January 31, 2016
The Big Implications of Big Data
Data generation isn’t slowing down. As noted by CloudTweaks, just 6 percent of data is now stored in physical format; the remaining 94 percent is digital. What’s more, 90 percent of all information created by humans has come into existence over the last two years. These are broad strokes but demand a specific response: Big data. By collecting, analyzing and then acting on this emerging stream of data, it’s possible for companies to capitalize on consumer or manufacturing trends before they become common knowledge. However, big data comes with big implications for business processes.
While adopting a big data solution can help manage the influx of data across network endpoints, it can’t stem the tide of this data or predict the speed or volume of informational “traffic.” As a result, companies must be prepared for changing traffic patterns across wide area networks (WANs) as they dig deeper into actionable data. The big implication here? That big data isn’t a “break” for local IT. Instead, it requires a new kind of oversight that focuses on network elasticity and agility to handle the changing demands of data streams.
According to Forbes, another implication of big data adoption is the problem of unknown questions. Data now multiplies at such a rate that it’s possible for companies to glean answers about almost anything — but if they aren’t asking relevant questions, these answers are meaningless.
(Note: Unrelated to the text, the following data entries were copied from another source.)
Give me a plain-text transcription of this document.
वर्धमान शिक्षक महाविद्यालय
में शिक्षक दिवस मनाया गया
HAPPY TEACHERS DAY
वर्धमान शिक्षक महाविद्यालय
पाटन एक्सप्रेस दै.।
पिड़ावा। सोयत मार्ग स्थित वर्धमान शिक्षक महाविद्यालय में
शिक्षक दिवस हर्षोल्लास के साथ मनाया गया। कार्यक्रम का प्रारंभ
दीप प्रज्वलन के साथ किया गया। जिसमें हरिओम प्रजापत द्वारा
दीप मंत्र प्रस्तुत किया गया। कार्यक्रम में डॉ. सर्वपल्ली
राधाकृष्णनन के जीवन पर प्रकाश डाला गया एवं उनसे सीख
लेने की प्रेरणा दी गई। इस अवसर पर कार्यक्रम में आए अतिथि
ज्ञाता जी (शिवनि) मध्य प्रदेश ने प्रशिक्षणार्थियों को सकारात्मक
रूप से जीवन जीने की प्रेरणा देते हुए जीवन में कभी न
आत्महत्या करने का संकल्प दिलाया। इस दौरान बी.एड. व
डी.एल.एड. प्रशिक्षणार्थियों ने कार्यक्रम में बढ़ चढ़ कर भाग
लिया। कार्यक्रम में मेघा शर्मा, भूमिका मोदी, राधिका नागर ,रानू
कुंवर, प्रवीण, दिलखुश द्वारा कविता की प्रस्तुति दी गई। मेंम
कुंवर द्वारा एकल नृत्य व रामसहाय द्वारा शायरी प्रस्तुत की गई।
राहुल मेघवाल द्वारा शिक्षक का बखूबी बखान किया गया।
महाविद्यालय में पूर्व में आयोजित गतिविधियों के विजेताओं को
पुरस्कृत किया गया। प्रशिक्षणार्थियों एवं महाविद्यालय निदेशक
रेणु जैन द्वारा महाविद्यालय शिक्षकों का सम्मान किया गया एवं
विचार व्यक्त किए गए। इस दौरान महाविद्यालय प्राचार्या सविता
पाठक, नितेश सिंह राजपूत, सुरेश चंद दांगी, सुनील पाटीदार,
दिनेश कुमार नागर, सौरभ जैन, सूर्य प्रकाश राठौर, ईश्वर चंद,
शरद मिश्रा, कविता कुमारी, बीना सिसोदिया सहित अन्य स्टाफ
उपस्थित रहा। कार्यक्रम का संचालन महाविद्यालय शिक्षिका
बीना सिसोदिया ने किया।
Running catch-all queries could produce a myriad of results detailing the behavior and preferences of customers; in isolation, however, these results often leave companies more confused than confident. The answer? Some organizations are turning to data scientists and other professionals to help design an ideal series of questions, while others curate their queries using line-of-business (LOB) outcomes to ensure results are actionable and timely.
As noted by an IBM Redbook Whitepaper, dealing with big data can have serious implications for network performance, especially when it comes to managing workloads. For example, many businesses rely on multiple Hadoop nodes to effectively distribute processing tasks across their infrastructure, but if one of these nodes fails, the results can range from restarted analysis to massive network slowdown — in turn crippling other critical systems. Here, the solution lies with performance on demand — companies must partner with providers that allow resource increases or reductions on the fly.
Not all big data implications come with warnings and worry. Properly managed, big data volumes offer the potential for high-speed insight that not only draws from existing data sources, but also leverages data in transit to produce real-time, actionable results. Put simply, with the right infrastructure in place, companies can meet big data on their own terms and ensure that relevant relationships are never ignored. Achieving this goal means meeting the challenges of access latencies, rapid interpretation and response times. Though with the right vendor partnerships, companies can offload much of this work to responsible third parties and instead focus on end results.
Considering the adoption of a big data solution? Be prepared; going big means dealing with traffic patterns, question volumes and performance permeability to achieve insight at speed.